Well, that was a little leading. He could have sex with Dean until the universe imploded on itself, and it was fantastic lovemaking at that. The kind Shakespeare would write sonnets about. The kind Sam would grumble and bang on the door about. The kind that they'd fall into after a stressful hunt and just touch each other and cry about. Yes, Castiel excelled in sex with Dean. It was the part that came after, laying next to Dean and relaxing, that was such an otherworldly experience. 

Mostly because Castiel didn't really need to sleep. It was an indulgence like eating and drinking was. And lately, he'd been drinking enough coffee to put Sam under the table. The first time they had sex, a messy handjob in the back of the Impala, Dean had sighed and slumped down. Castiel had used his grace to clean them and redress himself. Dean, who had swindled him into the mess by claiming he would be the wrong kind of friend to let Castiel die a virgin, had pouted and expressed his want for post-coital cuddles. Castiel, without any finesse, laid his head awkwardly on Dean's chest and waited for him to fall asleep before flying away.

It continued on like that for the rest of their friendship and now relationship. Dean craving that feeling of a warm body, and as the years progressed specifically Castiel, next to him as he drifted out of consciousness. And Castiel never knew how to disappoint Dean, so he bites his tongue and endures. And, they had sex all the time. When Lucifer and Micheal were still roaming around for apocalypse take one, during purgatory where Benny could stumble onto them at any moment, during the Leviathans when Cas wasn't _totally_  crazy— they were having sex just about every ten minutes. Which meant they were supposed to be cuddling, and even sleeping together, just as much, according to Dean.

Sam says he should just talk to Dean and stop loading all his domestic issues onto him. It's not really the answer he wants, but he does agree with the talking part. It's just that Winchesters, while good at telling people they need to talk about their problems, never really put that advice into practice. He's nervous, so he decides he needs to plan out what he's going to say. He'll even make bullet points. Or maybe that's _too_ Sam. 
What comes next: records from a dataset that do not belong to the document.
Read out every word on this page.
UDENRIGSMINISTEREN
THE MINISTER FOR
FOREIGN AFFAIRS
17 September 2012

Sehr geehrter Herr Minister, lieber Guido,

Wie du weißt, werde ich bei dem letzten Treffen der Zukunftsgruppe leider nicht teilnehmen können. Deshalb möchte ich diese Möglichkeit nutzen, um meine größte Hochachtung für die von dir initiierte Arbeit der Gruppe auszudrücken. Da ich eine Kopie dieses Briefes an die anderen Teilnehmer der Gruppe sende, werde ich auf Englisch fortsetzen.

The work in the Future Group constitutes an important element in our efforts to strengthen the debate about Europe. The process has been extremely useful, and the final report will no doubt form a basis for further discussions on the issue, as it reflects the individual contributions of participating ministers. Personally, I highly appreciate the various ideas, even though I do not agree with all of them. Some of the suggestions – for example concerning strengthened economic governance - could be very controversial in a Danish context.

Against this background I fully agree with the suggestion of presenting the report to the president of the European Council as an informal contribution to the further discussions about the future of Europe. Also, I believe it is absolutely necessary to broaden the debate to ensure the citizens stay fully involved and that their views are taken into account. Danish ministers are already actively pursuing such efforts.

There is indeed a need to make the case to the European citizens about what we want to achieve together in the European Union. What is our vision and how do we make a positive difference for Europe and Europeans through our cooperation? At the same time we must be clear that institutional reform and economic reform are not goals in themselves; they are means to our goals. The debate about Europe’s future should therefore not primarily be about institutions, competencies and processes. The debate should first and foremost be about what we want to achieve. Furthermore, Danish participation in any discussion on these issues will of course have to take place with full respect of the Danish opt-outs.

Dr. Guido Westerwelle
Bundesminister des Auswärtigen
After attempting and failing to stay in the same bed as Dean for over ten years, Castiel makes a list:

  1. Dean takes forever to go to sleep.
  2. Dean throws his blankets on and off depending on if he is hot or cold.
  3. Dean punches and kicks aimlessly at full force.
  4. Dean has nightmares.
  5. Dean snores,  _loudly._



In the end, he just numbered them like a "normal person"— as Dean would say. Dean would also say not to use finger apostrophes, but Dean wasn't here right now and Castiel would do as many hand gestures, rude and innocent alike, as he damn well pleased.

Anyway, sometimes they would lay awake until Sam woke up for his run, Dean's eyes shut tight and mind unable to shut down. Castiel would lay with his head cradled in a memory foam pillow, hand outstretched to feel every twitch and jerk Dean made as he tried to get to sleep. He would get up to get water, pee, and even his third helping of a supposed midnight snack. It was infuriating.

Being a sorry excuse for an angel means Castiel didn't feel hot or cold, but Dean sure did. He had five blankets that he would interexchange randomly throughout the night, kicking off four out of five by the time he finally entered his deep sleep. Castiel would sometimes spend the night without any covering, just laying on his side of the bed with only boxers because Dean would steal his measly thin sheet for himself and then throw it onto the floor.

And if the blanket hogging wasn't enough, Castiel constantly gets assaulted every night. It's like their bed is a boxing ring. A right hook was like a magnet to the bullseye that was his face, swinging during the most inopportune moments. Other times it was a swift kick to the balls or toenails scrapping up and down his leg— but don't get him started on Dean's toenails, those are a totally different complaint. Especially when he clips them _on_ the bed and they get tangled up in the sheets and duvet and Castiel ends up laying on tiny little scratchy things.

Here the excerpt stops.